Practical: Buy an Octopus Card at the airport — it covers all public transport (MTR, buses, ferries, trams) and most convenience stores. The MTR is faster than any taxi: Central to Tsim Sha Tsui in eight minutes.
How to structure the trip
Nine nights (the classic): Fly into PVG → 3 nights Shanghai → fly to TPE (~2 hours) → 3 nights Taipei → fly to HKG (~1.5 hours) → 3 nights Hong Kong → fly home from HKG.
Twelve nights: Add a fourth night in Shanghai for the Suzhou day trip, and/or extend Taipei to four nights for Jiufen and a second round of night markets.

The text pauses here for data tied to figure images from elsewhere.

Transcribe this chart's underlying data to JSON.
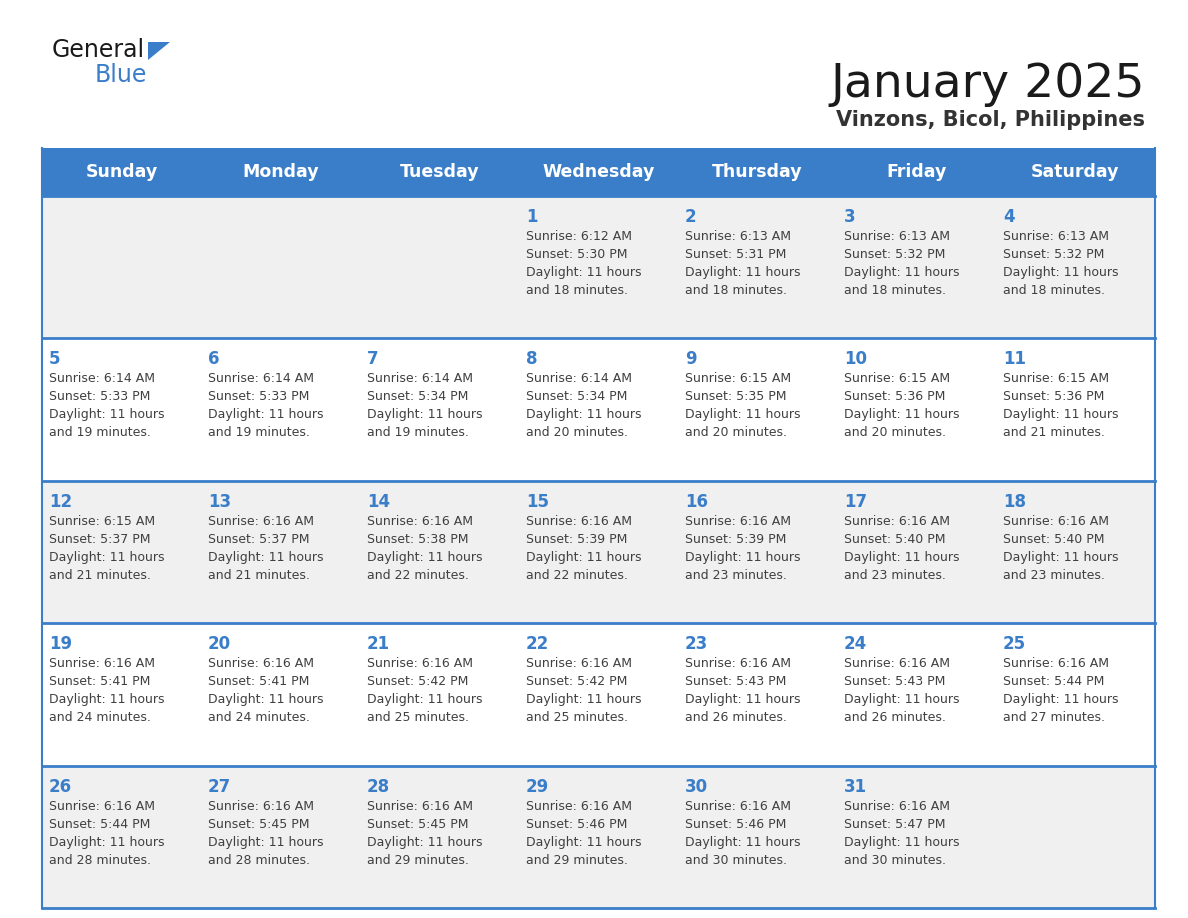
{
  "title": "January 2025",
  "subtitle": "Vinzons, Bicol, Philippines",
  "days_of_week": [
    "Sunday",
    "Monday",
    "Tuesday",
    "Wednesday",
    "Thursday",
    "Friday",
    "Saturday"
  ],
  "header_bg": "#3A7DC9",
  "header_text": "#FFFFFF",
  "cell_bg_light": "#F0F0F0",
  "cell_bg_white": "#FFFFFF",
  "separator_color": "#3A7DC9",
  "day_number_color": "#3A7DC9",
  "text_color": "#404040",
  "title_color": "#1A1A1A",
  "subtitle_color": "#333333",
  "logo_general_color": "#1A1A1A",
  "logo_blue_color": "#3A7DC9",
  "weeks": [
    {
      "bg": "#F0F0F0",
      "days": [
        {
          "day": null,
          "sunrise": null,
          "sunset": null,
          "daylight_line1": null,
          "daylight_line2": null
        },
        {
          "day": null,
          "sunrise": null,
          "sunset": null,
          "daylight_line1": null,
          "daylight_line2": null
        },
        {
          "day": null,
          "sunrise": null,
          "sunset": null,
          "daylight_line1": null,
          "daylight_line2": null
        },
        {
          "day": 1,
          "sunrise": "Sunrise: 6:12 AM",
          "sunset": "Sunset: 5:30 PM",
          "daylight_line1": "Daylight: 11 hours",
          "daylight_line2": "and 18 minutes."
        },
        {
          "day": 2,
          "sunrise": "Sunrise: 6:13 AM",
          "sunset": "Sunset: 5:31 PM",
          "daylight_line1": "Daylight: 11 hours",
          "daylight_line2": "and 18 minutes."
        },
        {
          "day": 3,
          "sunrise": "Sunrise: 6:13 AM",
          "sunset": "Sunset: 5:32 PM",
          "daylight_line1": "Daylight: 11 hours",
          "daylight_line2": "and 18 minutes."
        },
        {
          "day": 4,
          "sunrise": "Sunrise: 6:13 AM",
          "sunset": "Sunset: 5:32 PM",
          "daylight_line1": "Daylight: 11 hours",
          "daylight_line2": "and 18 minutes."
        }
      ]
    },
    {
      "bg": "#FFFFFF",
      "days": [
        {
          "day": 5,
          "sunrise": "Sunrise: 6:14 AM",
          "sunset": "Sunset: 5:33 PM",
          "daylight_line1": "Daylight: 11 hours",
          "daylight_line2": "and 19 minutes."
        },
        {
          "day": 6,
          "sunrise": "Sunrise: 6:14 AM",
          "sunset": "Sunset: 5:33 PM",
          "daylight_line1": "Daylight: 11 hours",
          "daylight_line2": "and 19 minutes."
        },
        {
          "day": 7,
          "sunrise": "Sunrise: 6:14 AM",
          "sunset": "Sunset: 5:34 PM",
          "daylight_line1": "Daylight: 11 hours",
          "daylight_line2": "and 19 minutes."
        },
        {
          "day": 8,
          "sunrise": "Sunrise: 6:14 AM",
          "sunset": "Sunset: 5:34 PM",
          "daylight_line1": "Daylight: 11 hours",
          "daylight_line2": "and 20 minutes."
        },
        {
          "day": 9,
          "sunrise": "Sunrise: 6:15 AM",
          "sunset": "Sunset: 5:35 PM",
          "daylight_line1": "Daylight: 11 hours",
          "daylight_line2": "and 20 minutes."
        },
        {
          "day": 10,
          "sunrise": "Sunrise: 6:15 AM",
          "sunset": "Sunset: 5:36 PM",
          "daylight_line1": "Daylight: 11 hours",
          "daylight_line2": "and 20 minutes."
        },
        {
          "day": 11,
          "sunrise": "Sunrise: 6:15 AM",
          "sunset": "Sunset: 5:36 PM",
          "daylight_line1": "Daylight: 11 hours",
          "daylight_line2": "and 21 minutes."
        }
      ]
    },
    {
      "bg": "#F0F0F0",
      "days": [
        {
          "day": 12,
          "sunrise": "Sunrise: 6:15 AM",
          "sunset": "Sunset: 5:37 PM",
          "daylight_line1": "Daylight: 11 hours",
          "daylight_line2": "and 21 minutes."
        },
        {
          "day": 13,
          "sunrise": "Sunrise: 6:16 AM",
          "sunset": "Sunset: 5:37 PM",
          "daylight_line1": "Daylight: 11 hours",
          "daylight_line2": "and 21 minutes."
        },
        {
          "day": 14,
          "sunrise": "Sunrise: 6:16 AM",
          "sunset": "Sunset: 5:38 PM",
          "daylight_line1": "Daylight: 11 hours",
          "daylight_line2": "and 22 minutes."
        },
        {
          "day": 15,
          "sunrise": "Sunrise: 6:16 AM",
          "sunset": "Sunset: 5:39 PM",
          "daylight_line1": "Daylight: 11 hours",
          "daylight_line2": "and 22 minutes."
        },
        {
          "day": 16,
          "sunrise": "Sunrise: 6:16 AM",
          "sunset": "Sunset: 5:39 PM",
          "daylight_line1": "Daylight: 11 hours",
          "daylight_line2": "and 23 minutes."
        },
        {
          "day": 17,
          "sunrise": "Sunrise: 6:16 AM",
          "sunset": "Sunset: 5:40 PM",
          "daylight_line1": "Daylight: 11 hours",
          "daylight_line2": "and 23 minutes."
        },
        {
          "day": 18,
          "sunrise": "Sunrise: 6:16 AM",
          "sunset": "Sunset: 5:40 PM",
          "daylight_line1": "Daylight: 11 hours",
          "daylight_line2": "and 23 minutes."
        }
      ]
    },
    {
      "bg": "#FFFFFF",
      "days": [
        {
          "day": 19,
          "sunrise": "Sunrise: 6:16 AM",
          "sunset": "Sunset: 5:41 PM",
          "daylight_line1": "Daylight: 11 hours",
          "daylight_line2": "and 24 minutes."
        },
        {
          "day": 20,
          "sunrise": "Sunrise: 6:16 AM",
          "sunset": "Sunset: 5:41 PM",
          "daylight_line1": "Daylight: 11 hours",
          "daylight_line2": "and 24 minutes."
        },
        {
          "day": 21,
          "sunrise": "Sunrise: 6:16 AM",
          "sunset": "Sunset: 5:42 PM",
          "daylight_line1": "Daylight: 11 hours",
          "daylight_line2": "and 25 minutes."
        },
        {
          "day": 22,
          "sunrise": "Sunrise: 6:16 AM",
          "sunset": "Sunset: 5:42 PM",
          "daylight_line1": "Daylight: 11 hours",
          "daylight_line2": "and 25 minutes."
        },
        {
          "day": 23,
          "sunrise": "Sunrise: 6:16 AM",
          "sunset": "Sunset: 5:43 PM",
          "daylight_line1": "Daylight: 11 hours",
          "daylight_line2": "and 26 minutes."
        },
        {
          "day": 24,
          "sunrise": "Sunrise: 6:16 AM",
          "sunset": "Sunset: 5:43 PM",
          "daylight_line1": "Daylight: 11 hours",
          "daylight_line2": "and 26 minutes."
        },
        {
          "day": 25,
          "sunrise": "Sunrise: 6:16 AM",
          "sunset": "Sunset: 5:44 PM",
          "daylight_line1": "Daylight: 11 hours",
          "daylight_line2": "and 27 minutes."
        }
      ]
    },
    {
      "bg": "#F0F0F0",
      "days": [
        {
          "day": 26,
          "sunrise": "Sunrise: 6:16 AM",
          "sunset": "Sunset: 5:44 PM",
          "daylight_line1": "Daylight: 11 hours",
          "daylight_line2": "and 28 minutes."
        },
        {
          "day": 27,
          "sunrise": "Sunrise: 6:16 AM",
          "sunset": "Sunset: 5:45 PM",
          "daylight_line1": "Daylight: 11 hours",
          "daylight_line2": "and 28 minutes."
        },
        {
          "day": 28,
          "sunrise": "Sunrise: 6:16 AM",
          "sunset": "Sunset: 5:45 PM",
          "daylight_line1": "Daylight: 11 hours",
          "daylight_line2": "and 29 minutes."
        },
        {
          "day": 29,
          "sunrise": "Sunrise: 6:16 AM",
          "sunset": "Sunset: 5:46 PM",
          "daylight_line1": "Daylight: 11 hours",
          "daylight_line2": "and 29 minutes."
        },
        {
          "day": 30,
          "sunrise": "Sunrise: 6:16 AM",
          "sunset": "Sunset: 5:46 PM",
          "daylight_line1": "Daylight: 11 hours",
          "daylight_line2": "and 30 minutes."
        },
        {
          "day": 31,
          "sunrise": "Sunrise: 6:16 AM",
          "sunset": "Sunset: 5:47 PM",
          "daylight_line1": "Daylight: 11 hours",
          "daylight_line2": "and 30 minutes."
        },
        {
          "day": null,
          "sunrise": null,
          "sunset": null,
          "daylight_line1": null,
          "daylight_line2": null
        }
      ]
    }
  ]
}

The circuit accommodates extension naturally — each city has material to fill additional time without repeating itself.
One city only (if time is short): Hong Kong is the strongest standalone — maximum programme value, best air connections, most polished infrastructure. Taipei is best for food and culture per dollar spent. Shanghai for urban drama and ambition.